結論からいえば、その乗り味は明るい未来を感じさせるものだった。旧世代プラットフォームを使う現行のシトロエン「C3」と比べ、圧倒的に乗り心地が良い。特に好印象だったのが、段差を超えた時や路面の凹凸を乗り越える際に車体へと伝わる、衝撃のいなし方。しっかりとショックを緩和し、乗員には快適な乗り心地を提供してくれるのだ。

エンジンは1.2リッターの3気筒だが、ターボチャージャーのサポートによって最高出力130psを発生。最大トルクも2リッターの自然吸気エンジンに匹敵する約23.5kgf-mと十分で、力不足は全く感じない。3気筒エンジンで気になる振動も上手に抑え込まれていて、それであることを意識させるのは、アクセルペダルを深く踏み込んだ際に耳に届く音くらいである。

組み合わせるトランスミッションは、8速AT。ロックアップ領域が広いため、まるでMT車のように、アクセル操作に対して車速がリニアに伸びていくのが好印象だった。

DS 3クロスバックというクルマは、凝ったデザインと独特の雰囲気が最大の個性であることは間違いない。けれど、走りに対して一家言持つユーザーも必ず満足できる、優れた性能の持ち主でもある。

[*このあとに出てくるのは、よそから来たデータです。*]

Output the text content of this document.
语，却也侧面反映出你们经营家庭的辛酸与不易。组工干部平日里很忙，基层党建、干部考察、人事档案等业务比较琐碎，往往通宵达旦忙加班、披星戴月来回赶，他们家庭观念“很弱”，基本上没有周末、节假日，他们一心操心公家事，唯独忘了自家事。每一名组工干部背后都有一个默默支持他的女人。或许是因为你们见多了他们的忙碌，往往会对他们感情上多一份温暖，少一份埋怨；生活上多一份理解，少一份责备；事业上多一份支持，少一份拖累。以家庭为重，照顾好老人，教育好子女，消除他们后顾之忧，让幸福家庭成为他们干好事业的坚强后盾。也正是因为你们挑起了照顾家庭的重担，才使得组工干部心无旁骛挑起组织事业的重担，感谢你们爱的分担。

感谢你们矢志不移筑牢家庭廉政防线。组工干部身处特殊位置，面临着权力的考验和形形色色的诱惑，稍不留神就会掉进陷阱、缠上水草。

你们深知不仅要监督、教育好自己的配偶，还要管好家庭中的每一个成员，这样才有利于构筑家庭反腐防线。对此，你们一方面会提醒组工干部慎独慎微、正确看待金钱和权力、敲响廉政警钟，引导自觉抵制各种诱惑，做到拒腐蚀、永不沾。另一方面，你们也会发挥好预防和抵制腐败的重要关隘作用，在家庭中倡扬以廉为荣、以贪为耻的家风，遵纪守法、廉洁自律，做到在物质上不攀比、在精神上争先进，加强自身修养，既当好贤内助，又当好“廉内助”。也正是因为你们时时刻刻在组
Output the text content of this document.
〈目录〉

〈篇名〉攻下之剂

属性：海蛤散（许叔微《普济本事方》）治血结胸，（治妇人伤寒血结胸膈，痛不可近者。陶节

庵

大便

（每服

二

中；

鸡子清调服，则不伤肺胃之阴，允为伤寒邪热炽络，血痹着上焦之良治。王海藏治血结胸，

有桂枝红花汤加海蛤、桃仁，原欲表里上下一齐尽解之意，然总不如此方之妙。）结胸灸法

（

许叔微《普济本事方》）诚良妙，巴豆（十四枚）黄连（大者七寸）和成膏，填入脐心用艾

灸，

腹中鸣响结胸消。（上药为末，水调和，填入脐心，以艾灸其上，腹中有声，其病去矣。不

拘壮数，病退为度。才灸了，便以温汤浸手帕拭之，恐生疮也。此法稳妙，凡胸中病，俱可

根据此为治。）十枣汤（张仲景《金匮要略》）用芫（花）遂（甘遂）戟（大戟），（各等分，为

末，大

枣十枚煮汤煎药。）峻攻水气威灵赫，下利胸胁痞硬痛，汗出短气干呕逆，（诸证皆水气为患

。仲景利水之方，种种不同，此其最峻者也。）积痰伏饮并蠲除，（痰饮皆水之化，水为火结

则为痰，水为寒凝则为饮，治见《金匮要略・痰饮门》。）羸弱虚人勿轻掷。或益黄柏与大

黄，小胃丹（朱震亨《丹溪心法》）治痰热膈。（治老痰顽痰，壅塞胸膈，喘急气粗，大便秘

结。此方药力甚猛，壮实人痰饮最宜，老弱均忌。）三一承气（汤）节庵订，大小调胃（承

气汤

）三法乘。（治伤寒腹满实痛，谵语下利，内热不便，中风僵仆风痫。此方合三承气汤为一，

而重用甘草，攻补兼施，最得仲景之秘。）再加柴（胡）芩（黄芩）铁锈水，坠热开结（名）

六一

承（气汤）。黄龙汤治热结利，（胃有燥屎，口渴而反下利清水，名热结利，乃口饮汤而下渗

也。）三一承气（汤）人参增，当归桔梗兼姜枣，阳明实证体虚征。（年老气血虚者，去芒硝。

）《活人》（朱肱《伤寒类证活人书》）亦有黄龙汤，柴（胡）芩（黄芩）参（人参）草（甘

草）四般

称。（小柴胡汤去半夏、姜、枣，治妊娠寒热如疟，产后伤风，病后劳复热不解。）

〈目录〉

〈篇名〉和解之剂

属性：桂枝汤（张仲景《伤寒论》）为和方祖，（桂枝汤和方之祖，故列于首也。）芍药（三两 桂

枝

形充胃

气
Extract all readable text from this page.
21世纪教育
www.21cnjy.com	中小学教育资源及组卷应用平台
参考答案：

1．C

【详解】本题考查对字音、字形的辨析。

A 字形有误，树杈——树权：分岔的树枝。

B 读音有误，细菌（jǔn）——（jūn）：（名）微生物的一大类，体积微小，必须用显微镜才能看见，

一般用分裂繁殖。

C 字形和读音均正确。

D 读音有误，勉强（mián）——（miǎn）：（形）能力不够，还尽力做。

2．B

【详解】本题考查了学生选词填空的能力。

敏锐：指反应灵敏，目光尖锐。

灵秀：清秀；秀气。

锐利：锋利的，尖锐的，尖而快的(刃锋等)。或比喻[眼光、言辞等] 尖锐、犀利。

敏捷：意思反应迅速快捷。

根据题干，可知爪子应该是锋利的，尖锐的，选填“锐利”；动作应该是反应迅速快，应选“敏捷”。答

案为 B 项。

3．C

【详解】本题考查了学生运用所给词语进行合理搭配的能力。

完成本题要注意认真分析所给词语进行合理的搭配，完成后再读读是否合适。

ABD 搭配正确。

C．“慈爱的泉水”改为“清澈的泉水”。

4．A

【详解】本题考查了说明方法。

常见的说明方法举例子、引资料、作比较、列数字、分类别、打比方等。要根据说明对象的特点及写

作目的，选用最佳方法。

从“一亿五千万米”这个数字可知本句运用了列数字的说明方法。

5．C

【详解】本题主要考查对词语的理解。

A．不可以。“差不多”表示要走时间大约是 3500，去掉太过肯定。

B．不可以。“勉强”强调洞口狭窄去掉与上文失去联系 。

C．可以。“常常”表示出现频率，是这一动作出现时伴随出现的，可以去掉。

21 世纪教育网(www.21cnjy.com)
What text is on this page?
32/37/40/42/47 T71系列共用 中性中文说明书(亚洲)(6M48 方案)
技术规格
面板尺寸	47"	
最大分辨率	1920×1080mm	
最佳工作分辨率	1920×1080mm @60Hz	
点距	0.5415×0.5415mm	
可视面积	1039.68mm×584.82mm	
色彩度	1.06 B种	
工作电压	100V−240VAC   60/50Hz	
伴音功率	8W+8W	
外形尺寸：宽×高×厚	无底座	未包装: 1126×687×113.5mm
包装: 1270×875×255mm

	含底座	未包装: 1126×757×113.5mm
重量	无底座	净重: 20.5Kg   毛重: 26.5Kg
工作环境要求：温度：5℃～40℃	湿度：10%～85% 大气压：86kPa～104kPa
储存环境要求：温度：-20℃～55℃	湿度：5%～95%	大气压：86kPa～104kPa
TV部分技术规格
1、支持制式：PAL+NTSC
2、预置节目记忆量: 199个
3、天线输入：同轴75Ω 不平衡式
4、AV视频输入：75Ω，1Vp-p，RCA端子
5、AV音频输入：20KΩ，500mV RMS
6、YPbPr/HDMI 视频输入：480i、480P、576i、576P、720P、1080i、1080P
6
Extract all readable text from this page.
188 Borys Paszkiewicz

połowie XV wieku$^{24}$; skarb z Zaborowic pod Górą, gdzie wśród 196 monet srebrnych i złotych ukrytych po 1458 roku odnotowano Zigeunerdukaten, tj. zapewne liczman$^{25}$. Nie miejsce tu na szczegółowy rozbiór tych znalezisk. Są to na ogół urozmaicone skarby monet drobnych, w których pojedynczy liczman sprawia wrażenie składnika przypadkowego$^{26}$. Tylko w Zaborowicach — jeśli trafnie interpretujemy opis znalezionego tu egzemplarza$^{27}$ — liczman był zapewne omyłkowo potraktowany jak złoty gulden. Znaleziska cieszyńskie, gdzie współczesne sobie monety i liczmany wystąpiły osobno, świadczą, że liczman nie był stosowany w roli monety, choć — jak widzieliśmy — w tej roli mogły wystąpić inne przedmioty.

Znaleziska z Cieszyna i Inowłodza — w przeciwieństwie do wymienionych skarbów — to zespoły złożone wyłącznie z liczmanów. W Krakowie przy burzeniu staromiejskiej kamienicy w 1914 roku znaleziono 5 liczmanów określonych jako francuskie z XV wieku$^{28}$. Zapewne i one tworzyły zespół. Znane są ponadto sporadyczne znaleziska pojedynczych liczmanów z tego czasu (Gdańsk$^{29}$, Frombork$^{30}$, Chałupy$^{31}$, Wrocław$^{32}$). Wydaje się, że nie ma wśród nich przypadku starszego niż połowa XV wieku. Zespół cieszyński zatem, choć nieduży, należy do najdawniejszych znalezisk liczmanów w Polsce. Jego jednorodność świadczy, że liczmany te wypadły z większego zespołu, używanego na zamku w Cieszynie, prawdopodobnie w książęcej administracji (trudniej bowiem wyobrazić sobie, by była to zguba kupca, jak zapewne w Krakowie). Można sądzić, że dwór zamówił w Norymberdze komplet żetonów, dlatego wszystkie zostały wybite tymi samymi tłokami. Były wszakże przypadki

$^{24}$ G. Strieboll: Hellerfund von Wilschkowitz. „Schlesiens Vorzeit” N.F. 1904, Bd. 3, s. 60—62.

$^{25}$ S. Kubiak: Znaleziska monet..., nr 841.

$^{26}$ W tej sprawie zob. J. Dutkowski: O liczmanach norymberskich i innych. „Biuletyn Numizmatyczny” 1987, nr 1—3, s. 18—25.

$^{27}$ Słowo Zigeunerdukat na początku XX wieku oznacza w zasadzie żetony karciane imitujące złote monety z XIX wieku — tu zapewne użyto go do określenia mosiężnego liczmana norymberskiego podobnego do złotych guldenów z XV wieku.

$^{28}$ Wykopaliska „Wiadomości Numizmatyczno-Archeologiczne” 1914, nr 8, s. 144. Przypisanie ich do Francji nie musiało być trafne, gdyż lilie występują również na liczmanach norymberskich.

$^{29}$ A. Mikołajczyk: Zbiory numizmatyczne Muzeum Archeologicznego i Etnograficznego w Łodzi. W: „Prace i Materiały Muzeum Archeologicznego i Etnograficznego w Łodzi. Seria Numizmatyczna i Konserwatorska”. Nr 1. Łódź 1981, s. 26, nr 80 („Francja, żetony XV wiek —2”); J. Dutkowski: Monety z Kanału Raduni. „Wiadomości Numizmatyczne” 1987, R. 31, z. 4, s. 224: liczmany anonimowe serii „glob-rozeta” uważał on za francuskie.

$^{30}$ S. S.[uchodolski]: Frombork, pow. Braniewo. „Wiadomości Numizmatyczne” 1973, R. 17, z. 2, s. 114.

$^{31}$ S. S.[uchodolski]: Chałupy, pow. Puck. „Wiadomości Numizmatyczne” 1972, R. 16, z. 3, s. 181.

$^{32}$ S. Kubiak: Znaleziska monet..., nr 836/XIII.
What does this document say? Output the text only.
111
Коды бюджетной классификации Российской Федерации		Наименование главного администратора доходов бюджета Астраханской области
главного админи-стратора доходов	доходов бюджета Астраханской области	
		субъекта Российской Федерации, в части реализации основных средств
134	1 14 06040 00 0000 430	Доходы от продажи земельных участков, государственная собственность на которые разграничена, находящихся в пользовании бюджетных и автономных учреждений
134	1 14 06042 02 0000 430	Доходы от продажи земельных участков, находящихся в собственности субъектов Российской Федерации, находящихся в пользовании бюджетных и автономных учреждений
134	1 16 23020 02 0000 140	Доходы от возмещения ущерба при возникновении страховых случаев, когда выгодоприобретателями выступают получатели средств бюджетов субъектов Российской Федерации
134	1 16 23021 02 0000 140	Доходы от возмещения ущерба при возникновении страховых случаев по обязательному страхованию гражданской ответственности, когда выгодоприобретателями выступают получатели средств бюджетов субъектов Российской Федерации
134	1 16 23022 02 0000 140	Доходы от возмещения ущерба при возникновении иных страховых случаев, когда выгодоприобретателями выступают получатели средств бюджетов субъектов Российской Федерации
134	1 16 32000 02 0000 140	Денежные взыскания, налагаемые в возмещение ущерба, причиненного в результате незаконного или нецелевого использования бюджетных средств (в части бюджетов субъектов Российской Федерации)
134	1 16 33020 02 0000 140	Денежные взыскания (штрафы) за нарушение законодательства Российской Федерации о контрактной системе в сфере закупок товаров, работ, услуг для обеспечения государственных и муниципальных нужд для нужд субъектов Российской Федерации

デザインにほれて選んでも、きっと後悔することはないだろう。

<SPECIFICATIONS>
☆グランシック
ボディサイズ:L4120×W1790×H1550mm
車重:1280kg
駆動方式:FF
エンジン:1199cc 直列3気筒 DOHC ターボ
トランスミッション:8速AT
最高出力:130馬力/5500回転
最大トルク:約23.5kgf-m/1750回転
価格:404万円

(文/工藤貴宏 写真/&GP編集部)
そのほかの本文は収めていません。